On Monday at the Australian Open, world No.1 Novak Djokovic confirmed that he was offered $US200,000 almost 10 years ago to throw a first-round match in St Petersburg, but he said he rebuffed the approach and that there was no room for match-fixing in any sport - and especially not in tennis.
Djokovic called fixing "a crime in sport" - but both the Serb and Swiss great Roger Federer said they thought the allegations concerned were not new and involved matches in the past.
Federer also called for the players involved to be named, adding until they were, the allegations were pure speculation.
"I would like to hear the names," Federer told reporters when asked to comment on claims that grand slam champions were among the players involved - and that eight of them were playing in Melbourne.
"I would love to hear names. Then at least it's concrete stuff and you can actually debate about it," the 34-year-old said.
"Was it the player? Was it the support team? Who was it? Was it before? Was it a doubles player, a singles player? Which slam?
"It's so all over the place. It's nonsense to answer something that is pure speculation."
Federer, the most successful male player of all time with 17 majors, said it was "super serious" for the sport, but said he would be surprised if top players were involved.
But the BBC's Simon Cox told Morning Report they made a decision not to name the players involved, as they didn't have the actual evidence which was given to the Tennis Integrity Unit, of phone records and bank accounts and so on.
But Cox said that in the 2008 report, 28 players were named as being involved in suspicious matches, and there was hard evidence of the players being linked to gamblers through phone records.

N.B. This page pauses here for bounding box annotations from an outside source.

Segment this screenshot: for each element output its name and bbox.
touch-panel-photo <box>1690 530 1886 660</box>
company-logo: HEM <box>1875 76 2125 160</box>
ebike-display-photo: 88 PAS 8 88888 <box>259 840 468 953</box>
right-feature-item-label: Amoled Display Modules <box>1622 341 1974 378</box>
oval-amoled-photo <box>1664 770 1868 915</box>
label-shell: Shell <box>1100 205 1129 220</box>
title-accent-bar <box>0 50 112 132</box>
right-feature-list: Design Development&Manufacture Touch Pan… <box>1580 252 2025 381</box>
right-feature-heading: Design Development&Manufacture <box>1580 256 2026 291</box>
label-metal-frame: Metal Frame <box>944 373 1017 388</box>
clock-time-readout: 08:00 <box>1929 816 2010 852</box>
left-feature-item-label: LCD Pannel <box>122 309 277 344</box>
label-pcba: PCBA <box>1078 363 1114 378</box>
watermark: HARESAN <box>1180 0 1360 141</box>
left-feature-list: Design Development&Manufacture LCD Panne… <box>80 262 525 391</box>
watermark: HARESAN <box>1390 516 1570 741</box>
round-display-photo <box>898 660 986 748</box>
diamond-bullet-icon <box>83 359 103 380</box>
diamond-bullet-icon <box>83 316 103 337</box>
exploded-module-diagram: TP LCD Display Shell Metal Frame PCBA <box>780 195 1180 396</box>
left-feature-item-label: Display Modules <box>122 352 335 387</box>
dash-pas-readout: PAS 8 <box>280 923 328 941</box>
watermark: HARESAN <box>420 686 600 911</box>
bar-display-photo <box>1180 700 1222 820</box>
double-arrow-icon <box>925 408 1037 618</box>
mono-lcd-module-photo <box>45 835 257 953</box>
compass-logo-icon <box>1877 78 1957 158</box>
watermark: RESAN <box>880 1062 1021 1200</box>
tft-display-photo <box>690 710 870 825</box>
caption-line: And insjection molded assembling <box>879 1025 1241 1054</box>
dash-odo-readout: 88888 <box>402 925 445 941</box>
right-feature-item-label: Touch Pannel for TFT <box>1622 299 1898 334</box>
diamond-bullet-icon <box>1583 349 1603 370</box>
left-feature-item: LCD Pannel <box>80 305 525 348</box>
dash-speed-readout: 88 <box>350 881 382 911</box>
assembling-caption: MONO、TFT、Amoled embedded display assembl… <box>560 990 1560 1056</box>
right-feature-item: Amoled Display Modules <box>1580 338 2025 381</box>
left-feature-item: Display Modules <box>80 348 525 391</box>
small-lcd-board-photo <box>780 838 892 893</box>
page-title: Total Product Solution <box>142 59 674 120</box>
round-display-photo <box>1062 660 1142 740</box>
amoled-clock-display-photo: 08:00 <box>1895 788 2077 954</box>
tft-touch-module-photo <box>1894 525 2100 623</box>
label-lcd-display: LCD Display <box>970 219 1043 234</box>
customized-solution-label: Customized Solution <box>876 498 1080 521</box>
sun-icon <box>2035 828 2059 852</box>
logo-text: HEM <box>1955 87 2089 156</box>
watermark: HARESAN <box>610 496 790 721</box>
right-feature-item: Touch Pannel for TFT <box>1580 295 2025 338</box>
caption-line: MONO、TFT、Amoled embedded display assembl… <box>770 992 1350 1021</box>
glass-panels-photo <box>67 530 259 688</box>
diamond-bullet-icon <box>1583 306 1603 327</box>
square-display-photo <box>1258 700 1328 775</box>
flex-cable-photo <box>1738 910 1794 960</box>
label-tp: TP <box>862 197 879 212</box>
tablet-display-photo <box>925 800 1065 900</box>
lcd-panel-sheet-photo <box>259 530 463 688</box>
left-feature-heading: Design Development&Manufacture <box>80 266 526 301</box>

It was fair to say that more of the suspicious matches have moved down the tennis tree to the second and third division of tennis, he said - but the issue was by no means historical.
"Well it's not true that it's all in the past," Cox said. "I was just talking to a former player who's now a coach two days ago. He said to me, 'it's worse than ever', that he had players who were being approached."
"One source we were talking to had reported five matches of a player in the last year - some of those are very, very important, prestigious tournaments - and this is a high-ranking player.
"So there are still reports going in to the tennis authorities of high-ranking players involved in important tournaments (allegedly match fixing)."
Cox said there was a strong body of evidence that the tennis authorities weren't doing enough to investigate suspected match fixing, and his numerous sources in many fields, such as betting agencies, were frustrated at the lack of action from the sport over the issue.